Con questo Giornale mi è talvolta capitato.
Al mio primo articolo, gennaio '83, con una notizia sull'integrazione all'equo canone per cui un mio compagno di liceo, Dc, mi mise in contatto con l'assessore Acerbi in Regione. Sua moglie, anche lei Dc, poi mi chiese: «Montanelli invita a votare Dc turandosi il naso e tu vuoi scrivere per il suo Giornale da turarsi il naso?». Un paio d'anni fa, per la sentenza che aveva dichiarato inidonei all'adozione due genitori del Sud per non aver accettato come adottiva una bimba di colore, chiesi il parere di un domenicano esperto di problemi di coppia e d'adozioni. Si rifiutò di rilasciarmelo per «un Giornale che disinforma; dovevo vergognarmi di collaborarvi e avevo perciò fette di prosciutto sugli occhi». Gli tirai giù il telefono.

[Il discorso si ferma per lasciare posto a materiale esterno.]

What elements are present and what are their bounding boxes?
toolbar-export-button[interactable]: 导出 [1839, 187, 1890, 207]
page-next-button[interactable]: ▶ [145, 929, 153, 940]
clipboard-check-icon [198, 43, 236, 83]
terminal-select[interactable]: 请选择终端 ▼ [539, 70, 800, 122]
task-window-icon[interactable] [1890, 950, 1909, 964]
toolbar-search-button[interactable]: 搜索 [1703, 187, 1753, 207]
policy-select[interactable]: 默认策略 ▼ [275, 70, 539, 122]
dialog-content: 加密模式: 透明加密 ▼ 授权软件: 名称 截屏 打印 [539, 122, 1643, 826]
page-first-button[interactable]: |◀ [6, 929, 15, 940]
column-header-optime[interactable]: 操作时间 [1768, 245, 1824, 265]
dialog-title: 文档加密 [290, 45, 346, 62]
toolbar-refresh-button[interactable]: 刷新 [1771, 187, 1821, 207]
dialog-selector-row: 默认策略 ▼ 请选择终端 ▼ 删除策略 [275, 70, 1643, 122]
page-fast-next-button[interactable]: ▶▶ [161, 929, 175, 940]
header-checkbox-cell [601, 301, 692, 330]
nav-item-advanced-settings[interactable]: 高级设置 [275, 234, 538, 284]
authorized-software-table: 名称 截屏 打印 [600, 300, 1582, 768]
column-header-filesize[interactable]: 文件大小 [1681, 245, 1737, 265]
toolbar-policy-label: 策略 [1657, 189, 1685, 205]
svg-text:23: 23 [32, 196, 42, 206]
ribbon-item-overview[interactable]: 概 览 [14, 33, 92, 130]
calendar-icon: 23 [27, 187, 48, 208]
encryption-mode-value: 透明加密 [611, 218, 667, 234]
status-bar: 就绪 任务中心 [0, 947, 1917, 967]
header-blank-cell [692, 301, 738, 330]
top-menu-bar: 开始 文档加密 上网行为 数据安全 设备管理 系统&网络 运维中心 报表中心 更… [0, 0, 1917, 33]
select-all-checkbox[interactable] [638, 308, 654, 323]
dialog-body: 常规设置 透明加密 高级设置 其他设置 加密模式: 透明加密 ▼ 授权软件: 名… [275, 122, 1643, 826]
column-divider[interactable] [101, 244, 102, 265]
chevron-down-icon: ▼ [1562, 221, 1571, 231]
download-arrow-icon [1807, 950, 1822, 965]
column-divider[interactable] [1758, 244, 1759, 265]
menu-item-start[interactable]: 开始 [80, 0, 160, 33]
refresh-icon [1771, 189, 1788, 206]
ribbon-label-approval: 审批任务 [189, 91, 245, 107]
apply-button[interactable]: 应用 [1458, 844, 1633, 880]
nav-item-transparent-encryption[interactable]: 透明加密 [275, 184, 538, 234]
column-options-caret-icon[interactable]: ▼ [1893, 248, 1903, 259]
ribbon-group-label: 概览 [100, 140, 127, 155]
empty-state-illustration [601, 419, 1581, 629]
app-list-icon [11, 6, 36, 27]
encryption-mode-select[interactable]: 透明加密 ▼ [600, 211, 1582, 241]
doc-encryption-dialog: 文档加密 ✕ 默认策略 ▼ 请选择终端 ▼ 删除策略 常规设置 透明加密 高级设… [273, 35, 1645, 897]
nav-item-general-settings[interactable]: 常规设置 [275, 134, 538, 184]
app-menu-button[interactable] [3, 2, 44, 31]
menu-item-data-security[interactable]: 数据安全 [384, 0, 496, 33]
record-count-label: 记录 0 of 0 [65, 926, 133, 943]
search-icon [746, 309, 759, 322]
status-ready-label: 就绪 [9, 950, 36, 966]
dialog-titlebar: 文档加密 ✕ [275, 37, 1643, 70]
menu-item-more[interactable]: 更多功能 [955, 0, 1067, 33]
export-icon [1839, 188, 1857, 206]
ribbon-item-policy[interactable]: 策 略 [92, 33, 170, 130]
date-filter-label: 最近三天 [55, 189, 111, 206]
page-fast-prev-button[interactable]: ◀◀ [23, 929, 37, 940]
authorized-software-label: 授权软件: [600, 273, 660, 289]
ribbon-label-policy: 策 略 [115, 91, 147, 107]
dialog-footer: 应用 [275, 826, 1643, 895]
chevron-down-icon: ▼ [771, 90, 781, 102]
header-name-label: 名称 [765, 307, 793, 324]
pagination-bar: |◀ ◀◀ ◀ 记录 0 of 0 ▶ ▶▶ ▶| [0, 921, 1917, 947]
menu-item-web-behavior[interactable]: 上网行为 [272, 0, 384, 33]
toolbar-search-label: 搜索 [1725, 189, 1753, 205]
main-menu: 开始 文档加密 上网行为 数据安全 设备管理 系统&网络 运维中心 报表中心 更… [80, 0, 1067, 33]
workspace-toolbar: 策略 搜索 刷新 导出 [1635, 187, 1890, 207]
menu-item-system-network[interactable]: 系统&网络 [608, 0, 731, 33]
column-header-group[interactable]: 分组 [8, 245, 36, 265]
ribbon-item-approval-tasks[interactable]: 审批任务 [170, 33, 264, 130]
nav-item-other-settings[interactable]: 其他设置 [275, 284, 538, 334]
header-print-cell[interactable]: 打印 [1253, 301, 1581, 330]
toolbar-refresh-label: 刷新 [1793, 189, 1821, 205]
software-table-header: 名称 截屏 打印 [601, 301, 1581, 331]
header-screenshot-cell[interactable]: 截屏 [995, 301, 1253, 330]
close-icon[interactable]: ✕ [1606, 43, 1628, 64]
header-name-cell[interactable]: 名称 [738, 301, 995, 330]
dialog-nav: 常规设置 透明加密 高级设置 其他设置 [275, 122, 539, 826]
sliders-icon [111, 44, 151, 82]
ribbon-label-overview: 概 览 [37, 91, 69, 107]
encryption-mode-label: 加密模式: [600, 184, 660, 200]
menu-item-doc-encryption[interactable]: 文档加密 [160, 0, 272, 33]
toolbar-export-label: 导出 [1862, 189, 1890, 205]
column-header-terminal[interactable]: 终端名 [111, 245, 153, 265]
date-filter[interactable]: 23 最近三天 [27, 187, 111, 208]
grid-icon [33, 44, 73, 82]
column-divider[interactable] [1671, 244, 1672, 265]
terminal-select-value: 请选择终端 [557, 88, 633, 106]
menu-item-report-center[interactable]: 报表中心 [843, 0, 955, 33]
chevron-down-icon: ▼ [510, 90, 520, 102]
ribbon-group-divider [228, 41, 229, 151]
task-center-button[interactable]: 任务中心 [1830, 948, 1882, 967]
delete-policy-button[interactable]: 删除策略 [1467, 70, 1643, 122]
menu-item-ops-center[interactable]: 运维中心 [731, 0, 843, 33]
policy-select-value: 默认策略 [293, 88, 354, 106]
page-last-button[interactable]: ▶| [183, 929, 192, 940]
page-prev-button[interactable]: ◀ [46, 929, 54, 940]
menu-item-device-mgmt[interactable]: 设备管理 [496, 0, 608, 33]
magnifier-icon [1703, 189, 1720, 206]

Poi pensando al «Giuda» spiegato da Giuseppe Berto, quello che si arroga «l'altero diritto di capire e farsi capire», gli inviai una busta con tre articoli. Di Feltri sui falsi pacifisti della nave di soccorsi umanitari a Gaza, del coraggioso Sgarbi sul «suicidio» di Gabriele Cagliari (quanti gli orrori dei giudici da Mani Pulite in poi!), di Annamaria Bernardini de Pace su odierne giovinotte di poca virtù «guastatrici di matrimoni e patrimoni».

Berto (scrittore a me molto caro per «Il Male Oscuro») ripetava: «ascolto oggi e rispondo domani», e quando mi rompono la magnolia, ora rispondo: «Si deve esser liberi delle idee, d'avere un'identità in cui aver fede. È rispetto di sé, del lavoro!"